Hennessey would later incorporate the healing power of sound in his WelPod, which emanates a balanced sound and vibration from its walls.

Therme Vals, a renowned spa in Switzerland, inspired Hennessey, and its manager was happy to share her wellness knowledge with him and show him the spa’s inner workings. KARNSTOCKS / Shutterstock.com

“The spa manager at Therme Vals gave me a tour of all the back rooms, how the whole system behind the walls works — the filtration, the pumps, all the mechanical stuff, which I was really interested in,” Hennessey says. “She was really helpful. I got the same kind of experience talking to all these people who managed, designed, or worked at these spas all around Europe.”

Ancient Heritage from the East

Hennessey’s travels to Korea and Japan were equally impactful, opening his mind to new therapeutic materials and different ways to build more functional therapeutic spaces.

Historically in Korea, people would gather at charcoal kilns to bathe. The heat from the kiln created a sauna-like environment. This evolved over time into the massive jjimjilbangs found in Korea today.

Hennessey describes jjimjilbangs as “therapeutic hostel rec centres.” The “hostel” part refers to how people sometimes sleep at jjimjilbangs when away from home; they have the feel of a communal space.

In Japan, Hennessey found the in-spiration for his red cedar bathtub, a product he unveiled for the first time at Taste of Life’s Luxury Home & Design Show this summer. Cedar has antimicrobial and aroma-therapy properties. Photo courtesy of Circle Wellness Studios

Unlike the small-scale saunas to which we are accustomed in the West, these are multi-level, open spaces. Hennessey had wanted to create a larger space for people to stretch or do yoga. He wondered how on earth they could efficiently be kept so hot.

“They are the originators of these in-floor heating systems, hydronic heat, which is water piped through the floors — that was really interesting,” he says. While in Korea, Hennessey visited heating manufacturers to learn more in depth about their technology, which he later incorporated into the floor-heating of his WelPods.

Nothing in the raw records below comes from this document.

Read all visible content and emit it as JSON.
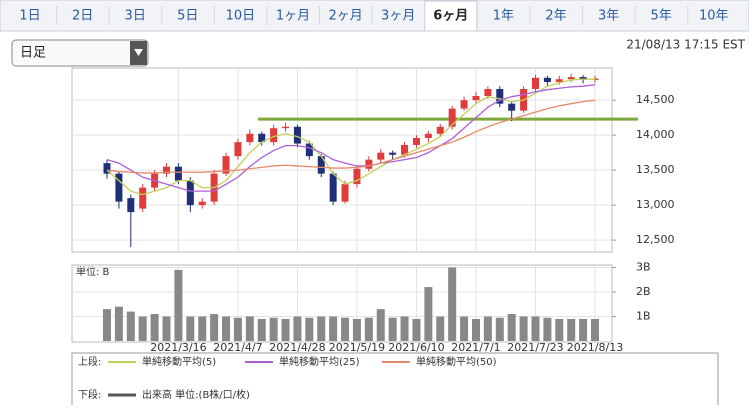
{
  "tabs": [
    "1日",
    "2日",
    "3日",
    "5日",
    "10日",
    "1ヶ月",
    "2ヶ月",
    "3ヶ月",
    "6ヶ月",
    "1年",
    "2年",
    "3年",
    "5年",
    "10年"
  ],
  "selected_tab": 8,
  "dropdown": "日足",
  "timestamp": "21/08/13 17:15 EST",
  "legend": {
    "upper_label": "上段:",
    "lower_label": "下段:"
  },
  "chart_data": [
    {
      "type": "candlestick",
      "categories": [
        null,
        null,
        null,
        null,
        null,
        null,
        "2021/3/16",
        null,
        null,
        null,
        null,
        "2021/4/7",
        null,
        null,
        null,
        null,
        "2021/4/28",
        null,
        null,
        null,
        null,
        "2021/5/19",
        null,
        null,
        null,
        null,
        "2021/6/10",
        null,
        null,
        null,
        null,
        "2021/7/1",
        null,
        null,
        null,
        null,
        "2021/7/23",
        null,
        null,
        null,
        null,
        "2021/8/13"
      ],
      "open": [
        13600,
        13450,
        13100,
        12950,
        13250,
        13450,
        13550,
        13350,
        13000,
        13050,
        13450,
        13700,
        13900,
        14020,
        13900,
        14100,
        14120,
        13880,
        13700,
        13450,
        13050,
        13300,
        13520,
        13650,
        13750,
        13720,
        13860,
        13960,
        14020,
        14120,
        14380,
        14500,
        14560,
        14660,
        14450,
        14350,
        14660,
        14820,
        14760,
        14800,
        14830,
        14790
      ],
      "high": [
        13650,
        13480,
        13150,
        13300,
        13500,
        13600,
        13600,
        13400,
        13100,
        13500,
        13750,
        13950,
        14080,
        14050,
        14150,
        14180,
        14150,
        13920,
        13730,
        13480,
        13350,
        13560,
        13700,
        13800,
        13780,
        13900,
        14000,
        14060,
        14160,
        14420,
        14550,
        14620,
        14700,
        14700,
        14480,
        14700,
        14860,
        14850,
        14850,
        14880,
        14860,
        14850
      ],
      "low": [
        13380,
        12950,
        12400,
        12900,
        13200,
        13400,
        13300,
        12900,
        12950,
        13000,
        13420,
        13650,
        13850,
        13850,
        13850,
        14050,
        13830,
        13650,
        13400,
        13000,
        13020,
        13250,
        13480,
        13600,
        13650,
        13680,
        13820,
        13900,
        13980,
        14080,
        14350,
        14450,
        14520,
        14400,
        14200,
        14320,
        14600,
        14700,
        14720,
        14760,
        14740,
        14750
      ],
      "close": [
        13450,
        13050,
        12900,
        13250,
        13450,
        13550,
        13350,
        13000,
        13050,
        13450,
        13700,
        13900,
        14020,
        13900,
        14100,
        14120,
        13880,
        13700,
        13450,
        13050,
        13300,
        13520,
        13650,
        13750,
        13720,
        13860,
        13960,
        14020,
        14120,
        14380,
        14500,
        14560,
        14660,
        14450,
        14350,
        14660,
        14820,
        14760,
        14800,
        14830,
        14790,
        14810
      ],
      "up_color": "#e03c3c",
      "down_color": "#1f2f7a",
      "series": [
        {
          "name": "単純移動平均(5)",
          "color": "#c3cf5a",
          "values": [
            13500,
            13350,
            13200,
            13150,
            13200,
            13250,
            13350,
            13350,
            13250,
            13250,
            13350,
            13550,
            13750,
            13900,
            13980,
            14020,
            13980,
            13900,
            13700,
            13450,
            13300,
            13350,
            13450,
            13550,
            13650,
            13720,
            13800,
            13880,
            13980,
            14150,
            14300,
            14450,
            14550,
            14520,
            14480,
            14500,
            14600,
            14700,
            14750,
            14790,
            14800,
            14800
          ]
        },
        {
          "name": "単純移動平均(25)",
          "color": "#b05fd6",
          "values": [
            13650,
            13600,
            13500,
            13400,
            13350,
            13300,
            13250,
            13200,
            13200,
            13200,
            13300,
            13400,
            13550,
            13680,
            13780,
            13850,
            13850,
            13820,
            13750,
            13650,
            13600,
            13560,
            13560,
            13600,
            13620,
            13650,
            13680,
            13750,
            13850,
            13950,
            14100,
            14250,
            14400,
            14500,
            14550,
            14580,
            14620,
            14650,
            14670,
            14690,
            14700,
            14720
          ]
        },
        {
          "name": "単純移動平均(50)",
          "color": "#e5896a",
          "values": [
            13500,
            13480,
            13470,
            13460,
            13460,
            13470,
            13470,
            13470,
            13470,
            13480,
            13490,
            13500,
            13520,
            13540,
            13560,
            13570,
            13560,
            13550,
            13540,
            13530,
            13530,
            13540,
            13560,
            13600,
            13650,
            13700,
            13750,
            13800,
            13850,
            13900,
            13970,
            14050,
            14120,
            14180,
            14230,
            14280,
            14330,
            14380,
            14420,
            14450,
            14480,
            14500
          ]
        }
      ],
      "reference_line": 14230,
      "reference_color": "#7aa83a",
      "ylim": [
        12330,
        14960
      ],
      "yticks": [
        {
          "value": 12500,
          "label": "12,500"
        },
        {
          "value": 13000,
          "label": "13,000"
        },
        {
          "value": 13500,
          "label": "13,500"
        },
        {
          "value": 14000,
          "label": "14,000"
        },
        {
          "value": 14500,
          "label": "14,500"
        }
      ],
      "grid": true
    },
    {
      "type": "bar",
      "ylabel": "単位: B",
      "series": [
        {
          "name": "出来高 単位:(B株/口/枚)",
          "color": "#888888",
          "values": [
            1.3,
            1.4,
            1.2,
            1.0,
            1.1,
            1.0,
            2.9,
            1.0,
            1.0,
            1.1,
            1.0,
            0.95,
            1.0,
            0.9,
            0.95,
            0.9,
            1.0,
            0.95,
            1.0,
            1.0,
            0.95,
            0.9,
            0.95,
            1.3,
            0.95,
            1.0,
            0.9,
            2.2,
            1.0,
            3.0,
            1.0,
            0.9,
            1.0,
            0.95,
            1.1,
            1.0,
            1.0,
            0.95,
            0.9,
            0.9,
            0.9,
            0.9
          ]
        }
      ],
      "ylim": [
        0,
        3.1
      ],
      "yticks": [
        {
          "value": 1,
          "label": "1B"
        },
        {
          "value": 2,
          "label": "2B"
        },
        {
          "value": 3,
          "label": "3B"
        }
      ],
      "grid": true
    }
  ]
}
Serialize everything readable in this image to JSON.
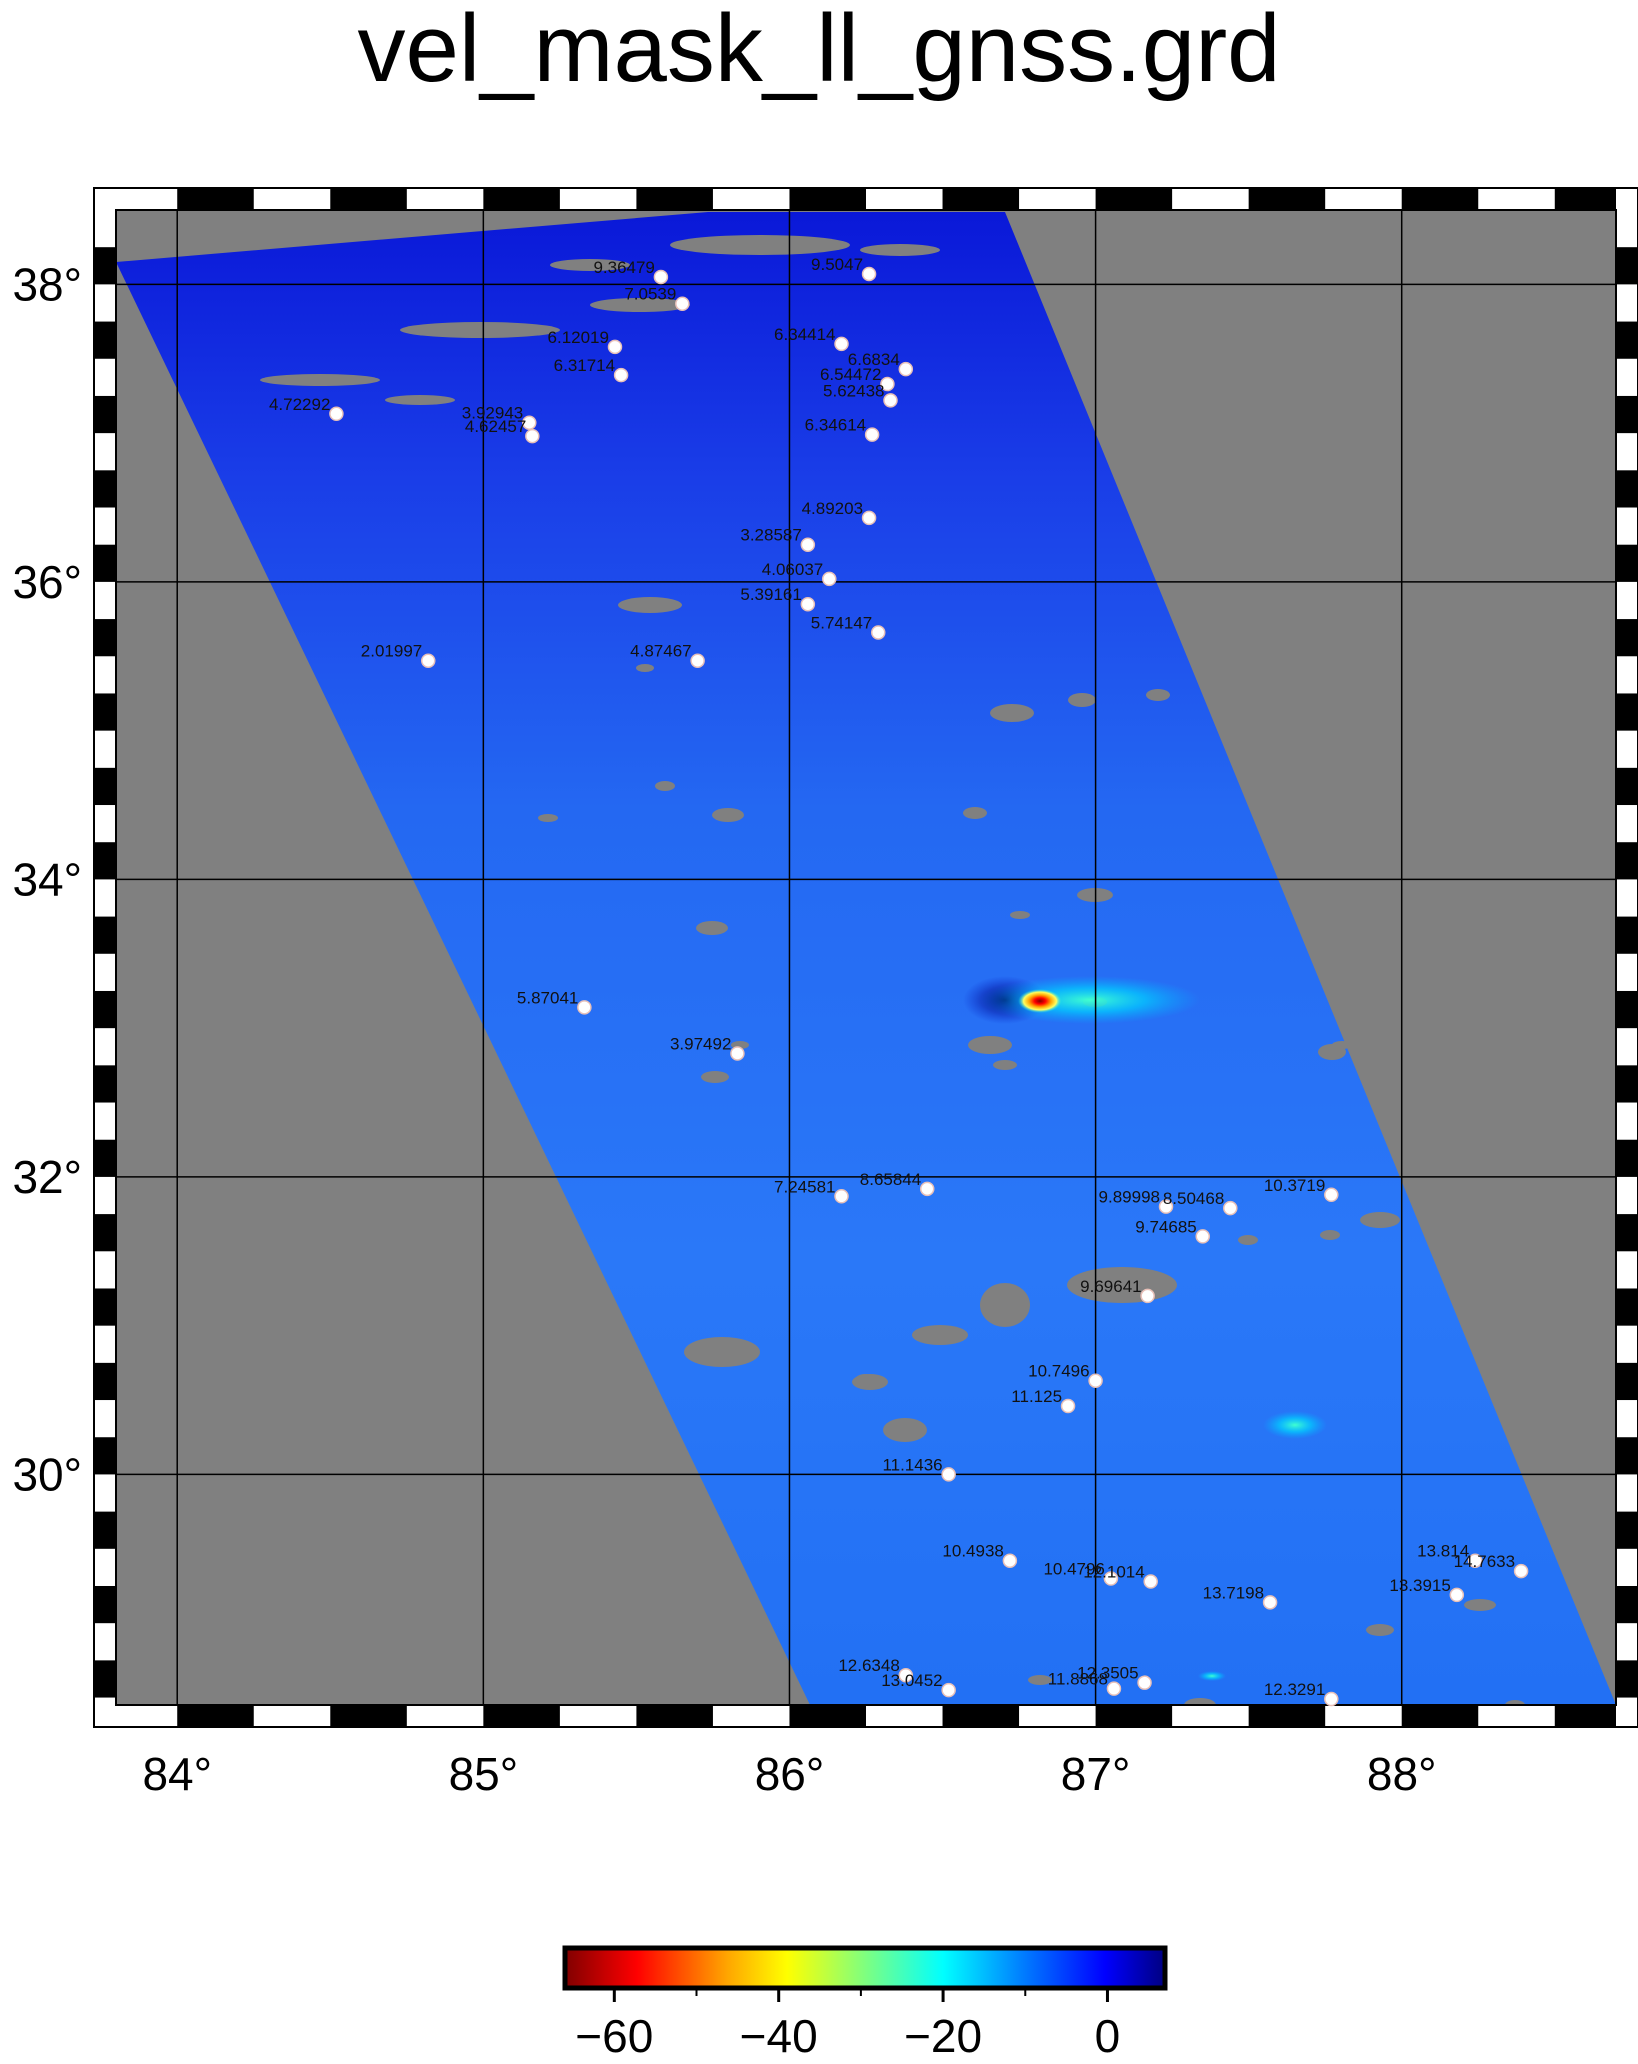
{
  "title": "vel_mask_ll_gnss.grd",
  "map": {
    "lon_range": [
      83.8,
      88.7
    ],
    "lat_range": [
      28.45,
      38.5
    ],
    "x_ticks": [
      {
        "value": 84,
        "label": "84°"
      },
      {
        "value": 85,
        "label": "85°"
      },
      {
        "value": 86,
        "label": "86°"
      },
      {
        "value": 87,
        "label": "87°"
      },
      {
        "value": 88,
        "label": "88°"
      }
    ],
    "y_ticks": [
      {
        "value": 30,
        "label": "30°"
      },
      {
        "value": 32,
        "label": "32°"
      },
      {
        "value": 34,
        "label": "34°"
      },
      {
        "value": 36,
        "label": "36°"
      },
      {
        "value": 38,
        "label": "38°"
      }
    ],
    "nodata_color": "#808080",
    "frame": "checkered black and white",
    "grid": true
  },
  "colorbar": {
    "range": [
      -66,
      7
    ],
    "ticks": [
      {
        "value": -60,
        "label": "−60"
      },
      {
        "value": -40,
        "label": "−40"
      },
      {
        "value": -20,
        "label": "−20"
      },
      {
        "value": 0,
        "label": "0"
      }
    ],
    "colors": [
      "#800000",
      "#ff0000",
      "#ffa500",
      "#ffff00",
      "#7fff7f",
      "#00ffff",
      "#0080ff",
      "#0000ff",
      "#000080"
    ]
  },
  "stations": [
    {
      "label": "9.36479",
      "lon": 85.58,
      "lat": 38.05
    },
    {
      "label": "9.5047",
      "lon": 86.26,
      "lat": 38.07
    },
    {
      "label": "7.0539",
      "lon": 85.65,
      "lat": 37.87
    },
    {
      "label": "6.12019",
      "lon": 85.43,
      "lat": 37.58
    },
    {
      "label": "6.34414",
      "lon": 86.17,
      "lat": 37.6
    },
    {
      "label": "6.31714",
      "lon": 85.45,
      "lat": 37.39
    },
    {
      "label": "6.6834",
      "lon": 86.38,
      "lat": 37.43
    },
    {
      "label": "6.54472",
      "lon": 86.32,
      "lat": 37.33
    },
    {
      "label": "5.62438",
      "lon": 86.33,
      "lat": 37.22
    },
    {
      "label": "4.72292",
      "lon": 84.52,
      "lat": 37.13
    },
    {
      "label": "3.92943",
      "lon": 85.15,
      "lat": 37.07
    },
    {
      "label": "4.62457",
      "lon": 85.16,
      "lat": 36.98
    },
    {
      "label": "6.34614",
      "lon": 86.27,
      "lat": 36.99
    },
    {
      "label": "4.89203",
      "lon": 86.26,
      "lat": 36.43
    },
    {
      "label": "3.28587",
      "lon": 86.06,
      "lat": 36.25
    },
    {
      "label": "4.06037",
      "lon": 86.13,
      "lat": 36.02
    },
    {
      "label": "5.39161",
      "lon": 86.06,
      "lat": 35.85
    },
    {
      "label": "5.74147",
      "lon": 86.29,
      "lat": 35.66
    },
    {
      "label": "2.01997",
      "lon": 84.82,
      "lat": 35.47
    },
    {
      "label": "4.87467",
      "lon": 85.7,
      "lat": 35.47
    },
    {
      "label": "5.87041",
      "lon": 85.33,
      "lat": 33.14
    },
    {
      "label": "3.97492",
      "lon": 85.83,
      "lat": 32.83
    },
    {
      "label": "7.24581",
      "lon": 86.17,
      "lat": 31.87
    },
    {
      "label": "8.65844",
      "lon": 86.45,
      "lat": 31.92
    },
    {
      "label": "9.89998",
      "lon": 87.23,
      "lat": 31.8
    },
    {
      "label": "8.50468",
      "lon": 87.44,
      "lat": 31.79
    },
    {
      "label": "10.3719",
      "lon": 87.77,
      "lat": 31.88
    },
    {
      "label": "9.74685",
      "lon": 87.35,
      "lat": 31.6
    },
    {
      "label": "9.69641",
      "lon": 87.17,
      "lat": 31.2
    },
    {
      "label": "10.7496",
      "lon": 87.0,
      "lat": 30.63
    },
    {
      "label": "11.125",
      "lon": 86.91,
      "lat": 30.46
    },
    {
      "label": "11.1436",
      "lon": 86.52,
      "lat": 30.0
    },
    {
      "label": "10.4938",
      "lon": 86.72,
      "lat": 29.42
    },
    {
      "label": "10.4796",
      "lon": 87.05,
      "lat": 29.3
    },
    {
      "label": "12.1014",
      "lon": 87.18,
      "lat": 29.28
    },
    {
      "label": "13.814",
      "lon": 88.24,
      "lat": 29.42
    },
    {
      "label": "14.7633",
      "lon": 88.39,
      "lat": 29.35
    },
    {
      "label": "13.3915",
      "lon": 88.18,
      "lat": 29.19
    },
    {
      "label": "13.7198",
      "lon": 87.57,
      "lat": 29.14
    },
    {
      "label": "12.6348",
      "lon": 86.38,
      "lat": 28.65
    },
    {
      "label": "13.0452",
      "lon": 86.52,
      "lat": 28.55
    },
    {
      "label": "12.3505",
      "lon": 87.16,
      "lat": 28.6
    },
    {
      "label": "11.8868",
      "lon": 87.06,
      "lat": 28.56
    },
    {
      "label": "12.3291",
      "lon": 87.77,
      "lat": 28.49
    }
  ]
}
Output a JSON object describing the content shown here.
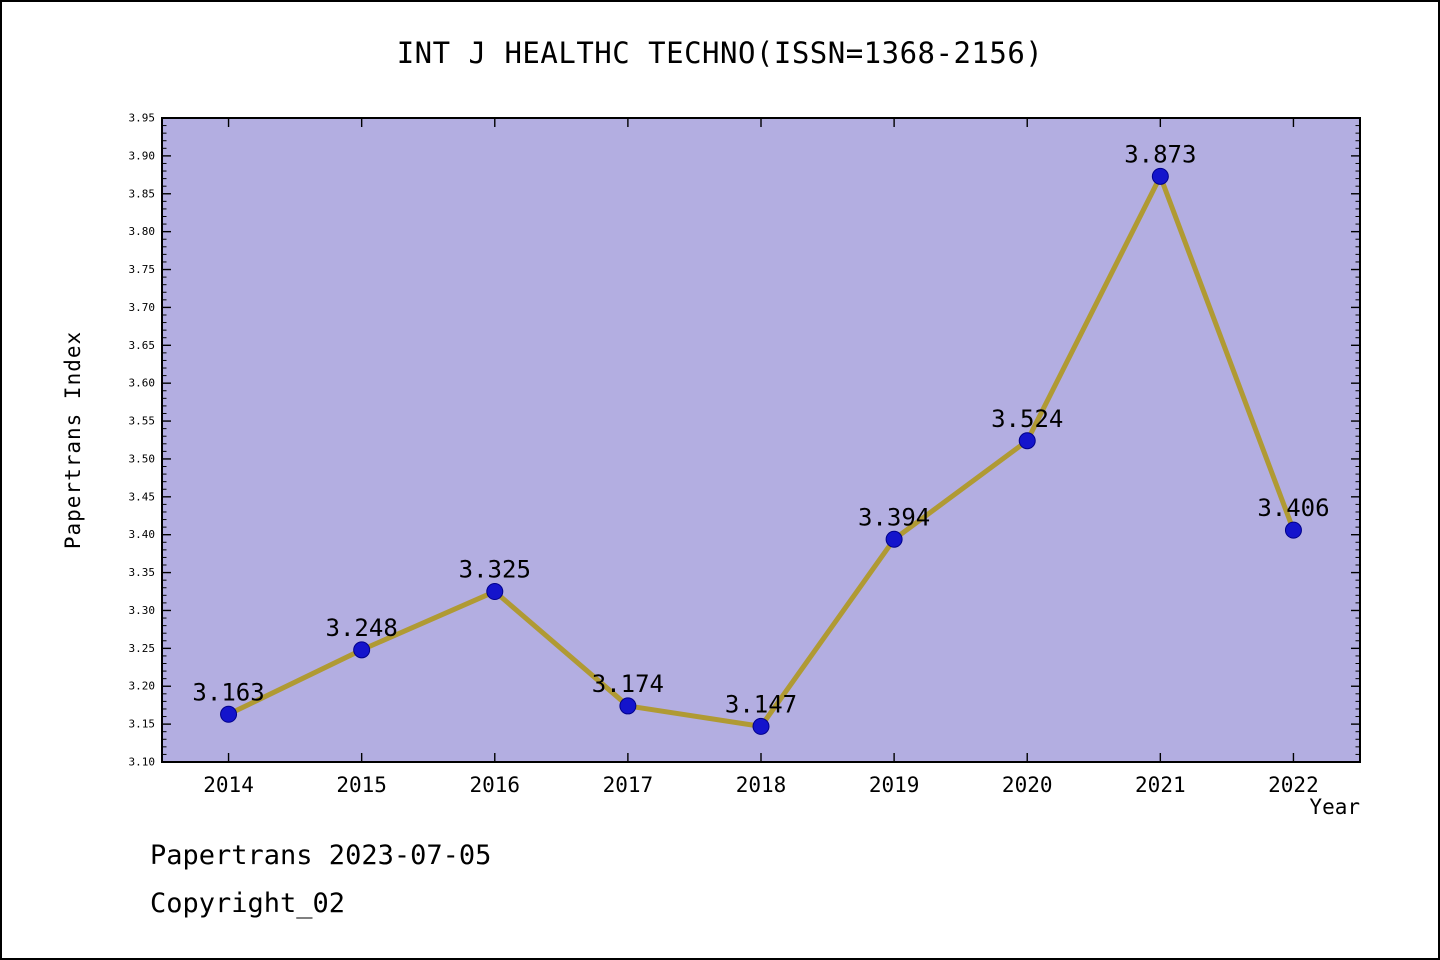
{
  "chart_data": {
    "type": "line",
    "title": "INT J HEALTHC TECHNO(ISSN=1368-2156)",
    "categories": [
      "2014",
      "2015",
      "2016",
      "2017",
      "2018",
      "2019",
      "2020",
      "2021",
      "2022"
    ],
    "values": [
      3.163,
      3.248,
      3.325,
      3.174,
      3.147,
      3.394,
      3.524,
      3.873,
      3.406
    ],
    "point_labels": [
      "3.163",
      "3.248",
      "3.325",
      "3.174",
      "3.147",
      "3.394",
      "3.524",
      "3.873",
      "3.406"
    ],
    "xlabel": "Year",
    "ylabel": "Papertrans Index",
    "ylim": [
      3.1,
      3.95
    ],
    "ytick_step": 0.05,
    "ytick_minor_step": 0.01,
    "grid": false,
    "legend": "none",
    "colors": {
      "plot_background": "#b3aee1",
      "line": "#b09a33",
      "marker": "#1414cc",
      "marker_edge": "#00008b",
      "axis": "#000000",
      "text": "#000000",
      "page_background": "#ffffff"
    }
  },
  "footer": {
    "line1": "Papertrans 2023-07-05",
    "line2": "Copyright_02"
  }
}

While in Asia, Hennessey also learned the ancient, time-consuming, and delicate techniques used to create therapeutic charcoal. “It’s known to absorb and remove toxins, neutralize odours, and emit infrared rays when it’s heated,” he says.

He salvages local West Coast wood from the arbutus tree, a hardwood tree, to create the charcoal. “It’s a very invested and intense process to create that much charcoal that looks that pretty, but it’s really breathtaking when you can be in an environment with that type of material on the surface.”

The blackened tree rounds add an earthiness that is both grounding and aesthetic.

Charcoal rounds that Hennessey made from the West Coast hardwood arbutus tree.